Monday, December 06, 2010

The Brendan Voyage

Brendan Cardiff is proud to be a Northside Dubliner. Unlike that other "northsider", Bono, Brendan has not ensconced himself in a southside mansion. In fact he hasn't ensconced himself on the southside at all. He has, however, had an exciting and distinguished career on both the Irish and international stages.

His childhood stories resonated with me. We are, after all, both Dubliners and from the same generation.

Before I mention a few of them, and in order not to detract from the more weighty considerations of Irish economic development in the latter half of the twentieth century and from our tunnel visioned relationship with Europe, I should say that I have commented on these in my review of Roots on Amazon.

In the 1950s British sweets were a luxury, probably as much due to their scarcity value as anything else. A visit to the UK always ended with a ritual purchase of the unavailable at home, such as Spangles. Brendan mentions a visit to Northern Ireland in the 1950s when he couldn't buy the sweets because post-war rationing was still in force there and he didn't have a ration book. Well, maybe nobody told him where to get one. My family visited the North in the 1950s and we were directed to the coupon distribution centre to pick up our ration entitlement. Having used this up during the first week of a fortnight's stay, we went back for the second week's coupons only to find that we had already consumed our two week allocation. An early onset of Lent followed.
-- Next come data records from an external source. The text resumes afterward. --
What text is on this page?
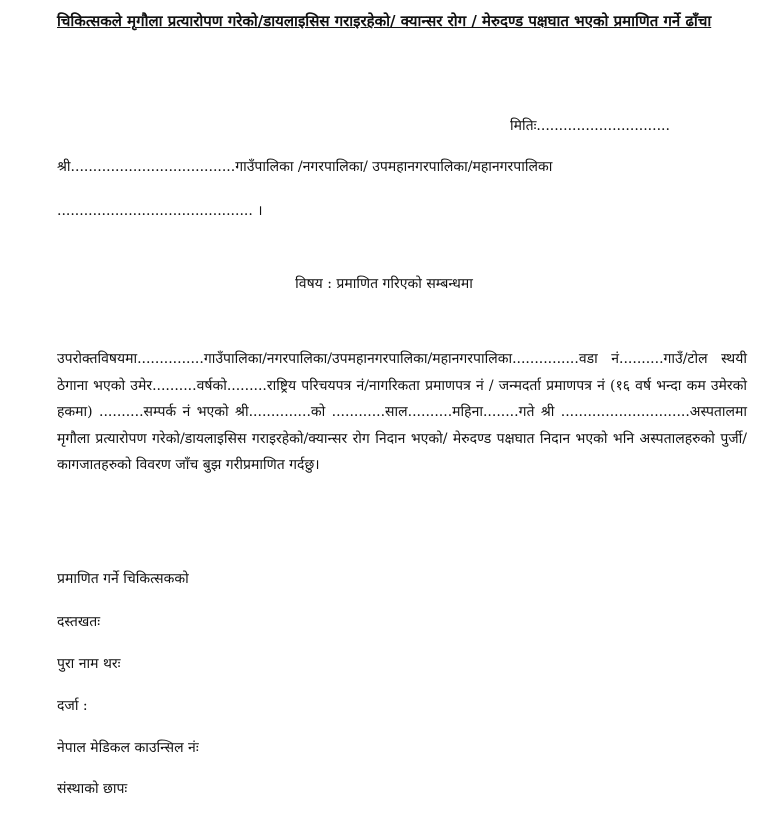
चिकित्सकले मृगौला प्रत्यारोपण गरेको/डायलाइसिस गराइरहेको/ क्यान्सर रोग / मेरुदण्ड पक्षघात भएको प्रमाणित गर्ने ढाँचा
मितिः..............................
श्री.....................................गाउँपालिका /नगरपालिका/ उपमहानगरपालिका/महानगरपालिका
............................................ ।
विषय : प्रमाणित गरिएको सम्बन्धमा
उपरोक्तविषयमा...............गाउँपालिका/नगरपालिका/उपमहानगरपालिका/महानगरपालिका...............वडा नं..........गाउँ/टोल स्थयी ठेगाना भएको उमेर..........वर्षको.........राष्ट्रिय परिचयपत्र नं/नागरिकता प्रमाणपत्र नं / जन्मदर्ता प्रमाणपत्र नं (१६ वर्ष भन्दा कम उमेरको हकमा) ..........सम्पर्क नं भएको श्री..............को ............साल..........महिना........गते श्री .............................अस्पतालमा मृगौला प्रत्यारोपण गरेको/डायलाइसिस गराइरहेको/क्यान्सर रोग निदान भएको/ मेरुदण्ड पक्षघात निदान भएको भनि अस्पतालहरुको पुर्जी/ कागजातहरुको विवरण जाँच बुझ गरीप्रमाणित गर्दछु।
प्रमाणित गर्ने चिकित्सकको
दस्तखतः
पुरा नाम थरः
दर्जा :
नेपाल मेडिकल काउन्सिल नंः
संस्थाको छापः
Brendan very wisely defines the difference between clothes and presents. As a child I sold raffle tickets for the Franciscans in Cork and, as was usual in these matters, there was always a draw for the promoters. I won six dozen of stout. However, as there was a rail strike on at the time and the stout could not be got to Dublin the Franciscans sent a cheque. That was fine by me. I know where the stout would have gone. I had the cheque spent in my head long before it arrived only to find, when it did, that my mother requisitioned it to buy me clothes. Much needed I'm sure they were. Presents they were not.

He reminds us of the time milk was delivered via the tilley out of the churn, only to be replaced by the new fangled bottled milk. He mentions the extra drop out of the tilley to make sure you weren't being short changed. This was the first time I heard tell of a baker's dozen of milk. I wonder does he remember the cutting-edge-of-technology foil-milk-bottle-top opener distributed for free by Hughes Bros. Round piece of plastic with a bump in the middle. Worked a dream.

While we're still on the milk, he mentions the transition from horse drawn to motorised delivery. He doesn't, however, mention one of the downsides to this bit of technological progress. No more manure. I remember well following the horse drawn carts down our road with a bucket and spade gathering manure for the back garden. Maybe they didn't do that on the Northside!

Joshing aside, this is a fascinating book. Apart from the purely personal stuff, Brendan has recorded his experiences in the early days of Irish economic development through his work in the private and public sectors, both in Ireland and abroad. He was in Uganda, representing the EU Commission during Idi Amin's reign, and this, among other things, has given him a deep and no-nonsense approach to development.

He is an inveterate traveler and the book contains wonderful cameos of his favourite places along with some beautiful, and very professional, photos from his own camera.

Significantly, the book is published by Liffey Press, a Northside publishing house, headquartered in Raheny, Dublin 5.

A backseat on the Brendan voyage is yours for the asking. Try it. It's a worthwhile trip. Available at good booksellers or, in extremis, from Amazon.


N said...

"Maybe they didn't do that on the Northside!"

Maybe we should have. I can remember my father taking delivery of a half-ton (would it have been?) of manure, which was delivered around to the back of the house, and sat in front of the coal shed until he got it shovelled away. He grew a huge variety of fruit and veg - and of course good potatoes - in our long back garden. I assume he paid for the manure, although I don't know where he got it. The milkman's horse would have been a cheaper source. Being a Donegal man, he paid great attention to the potatoes, and I can still see the neatly hilled rows in my mind. And then the treat of baking a new potato in the embers of a garden fire when he burned the (organic) garden rubbish ...
Gosh, we were well fed as children. Fresh french beans, peas, onions, turnips, carrots, potatoes, broad beans, etc, along with gooseberries, blackcurrants, blackberries, strawberries, apples (eaters and cookers), and a whole lot more that I can't remember!

shane said...

Paul long time no see (Shane from the old Studies blog!). Merry Christmas to you and yours.